STUDY DESIGN/SETTING
A retrospective cohort study.
PATIENT SAMPLE
This study used data from a nationwide database in Japan, the Japan Rehabilitation Database (JARD), consisting of records from 1991 to 2015. JARD contains both the SCI patients admitted to the SCI center right after the injury and the SCI patients referred to a rehabilitation hospital following acute phase treatment. In total, 3,703 cases formed the study cohort.
OUTCOME MEASURES
N/A
METHODS
Patient demographics, SCI-specific characteristics, and neurological evaluations at admission were used for ML model training. Utilizing the PyCaret library for preprocessing and validating the models, the best-performing algorithm was selected based on R², accuracy, and the weighted Kappa coefficient.
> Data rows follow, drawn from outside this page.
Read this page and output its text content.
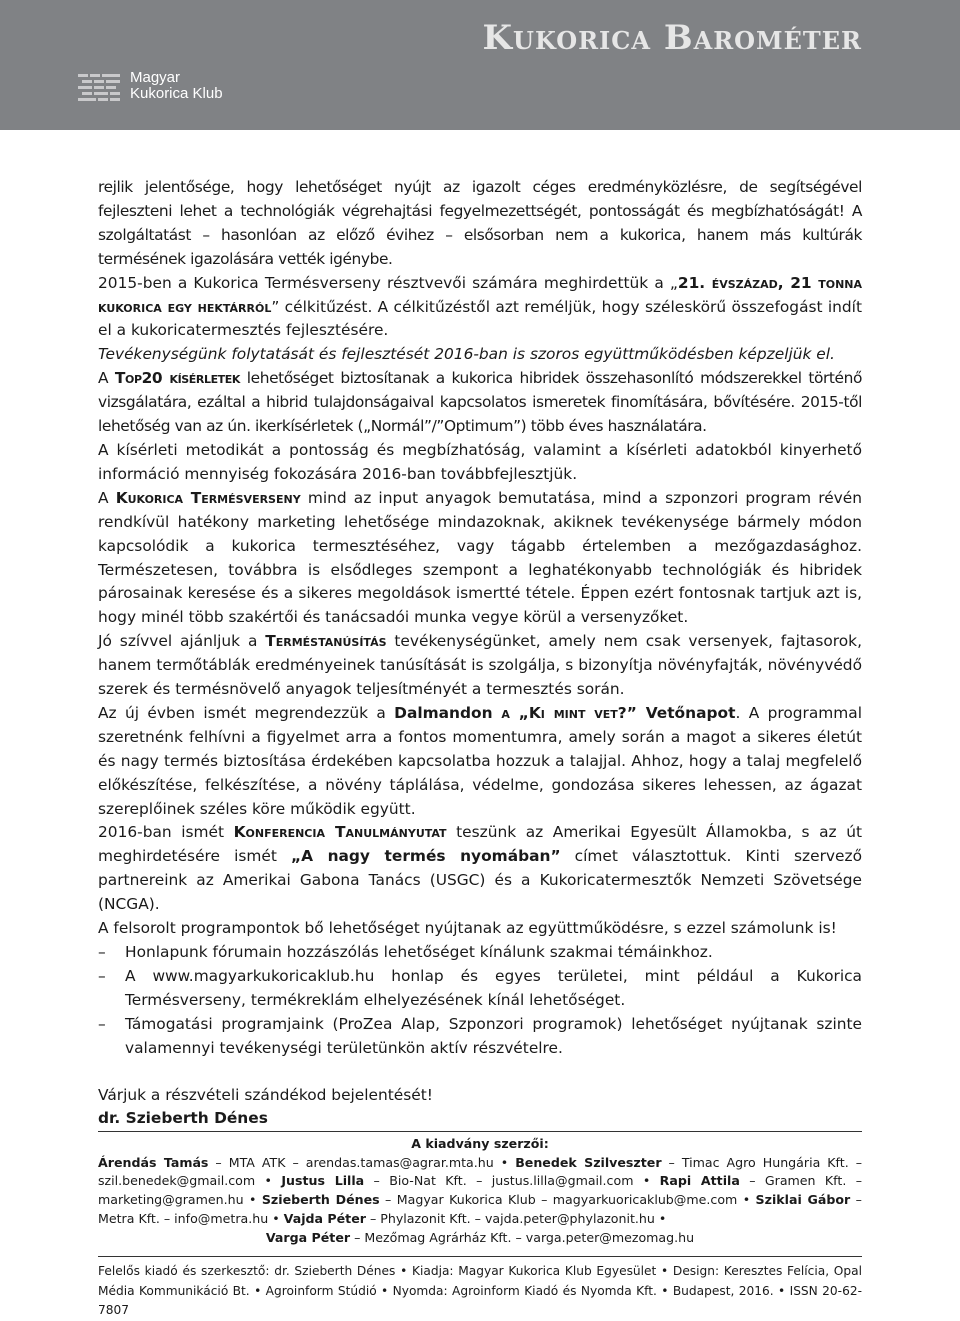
Kukorica Barométer
Magyar
Kukorica Klub

rejlik jelentősége, hogy lehetőséget nyújt az igazolt céges eredményközlésre, de segítségével fejleszteni lehet a technológiák végrehajtási fegyelmezettségét, pontosságát és megbízhatóságát! A szolgáltatást – hasonlóan az előző évihez – elsősorban nem a kukorica, hanem más kultúrák termésének igazolására vették igénybe.

2015-ben a Kukorica Termésverseny résztvevői számára meghirdettük a „21. évszázad, 21 tonna kukorica egy hektárról” célkitűzést. A célkitűzéstől azt reméljük, hogy széleskörű összefogást indít el a kukoricatermesztés fejlesztésére.

Tevékenységünk folytatását és fejlesztését 2016-ban is szoros együttműködésben képzeljük el.

A Top20 kísérletek lehetőséget biztosítanak a kukorica hibridek összehasonlító módszerekkel történő vizsgálatára, ezáltal a hibrid tulajdonságaival kapcsolatos ismeretek finomítására, bővítésére. 2015-től lehetőség van az ún. ikerkísérletek („Normál”/”Optimum”) több éves használatára.

A kísérleti metodikát a pontosság és megbízhatóság, valamint a kísérleti adatokból kinyerhető információ mennyiség fokozására 2016-ban továbbfejlesztjük.

A Kukorica Termésverseny mind az input anyagok bemutatása, mind a szponzori program révén rendkívül hatékony marketing lehetősége mindazoknak, akiknek tevékenysége bármely módon kapcsolódik a kukorica termesztéséhez, vagy tágabb értelemben a mezőgazdasághoz. Természetesen, továbbra is elsődleges szempont a leghatékonyabb technológiák és hibridek párosainak keresése és a sikeres megoldások ismertté tétele. Éppen ezért fontosnak tartjuk azt is, hogy minél több szakértői és tanácsadói munka vegye körül a versenyzőket.

Jó szívvel ajánljuk a Terméstanúsítás tevékenységünket, amely nem csak versenyek, fajtasorok, hanem termőtáblák eredményeinek tanúsítását is szolgálja, s bizonyítja növényfajták, növényvédő szerek és termésnövelő anyagok teljesítményét a termesztés során.

Az új évben ismét megrendezzük a Dalmandon a „Ki mint vet?” Vetőnapot. A programmal szeretnénk felhívni a figyelmet arra a fontos momentumra, amely során a magot a sikeres életút és nagy termés biztosítása érdekében kapcsolatba hozzuk a talajjal. Ahhoz, hogy a talaj megfelelő előkészítése, felkészítése, a növény táplálása, védelme, gondozása sikeres lehessen, az ágazat szereplőinek széles köre működik együtt.

2016-ban ismét Konferencia Tanulmányutat teszünk az Amerikai Egyesült Államokba, s az út meghirdetésére ismét „A nagy termés nyomában” címet választottuk. Kinti szervező partnereink az Amerikai Gabona Tanács (USGC) és a Kukoricatermesztők Nemzeti Szövetsége (NCGA).

A felsorolt programpontok bő lehetőséget nyújtanak az együttműködésre, s ezzel számolunk is!

–	Honlapunk fórumain hozzászólás lehetőséget kínálunk szakmai témáinkhoz.
–	A www.magyarkukoricaklub.hu honlap és egyes területei, mint például a Kukorica Termésverseny, termékreklám elhelyezésének kínál lehetőséget.
–	Támogatási programjaink (ProZea Alap, Szponzori programok) lehetőséget nyújtanak szinte valamennyi tevékenységi területünkön aktív részvételre.

Várjuk a részvételi szándékod bejelentését!

dr. Szieberth Dénes

A kiadvány szerzői:
Árendás Tamás – MTA ATK – arendas.tamas@agrar.mta.hu • Benedek Szilveszter – Timac Agro Hungária Kft. – szil.benedek@gmail.com • Justus Lilla – Bio-Nat Kft. – justus.lilla@gmail.com • Rapi Attila – Gramen Kft. – marketing@gramen.hu • Szieberth Dénes – Magyar Kukorica Klub – magyarkuoricaklub@me.com • Sziklai Gábor – Metra Kft. – info@metra.hu • Vajda Péter – Phylazonit Kft. – vajda.peter@phylazonit.hu •
Varga Péter – Mezőmag Agrárház Kft. – varga.peter@mezomag.hu
Felelős kiadó és szerkesztő: dr. Szieberth Dénes • Kiadja: Magyar Kukorica Klub Egyesület • Design: Keresztes Felícia, Opal Média Kommunikáció Bt. • Agroinform Stúdió • Nyomda: Agroinform Kiadó és Nyomda Kft. • Budapest, 2016. • ISSN 20-62-7807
Shapley additive explanations (SHAP) were used to determine the contribution of individual variables to the model's predictions. Using the optimal ML model and Streamlit, a web application to predict AIS at discharge was deployed.
RESULTS
The study divided the dataset into 2,592 training cases and 1,111 testing cases. The best-performing model exhibited an R² of 0.869, an accuracy of 0.814, and a weighted Kappa of 0.940. Eleven significant variables were identified with SHAP, including AIS at admission, days from injury to admission, and the motor score of L3. Using the Streamlit library, this best-performing model was deployed as an open-access web application. (http://3.138.174.54:8502/)
CONCLUSIONS
The developed ML model accurately predicts the AIS at discharge, using 11 essential variables. It has been integrated into a publicly accessible web application.
FDA Device/Drug Status
This abstract does not discuss or include any applicable devices or drugs.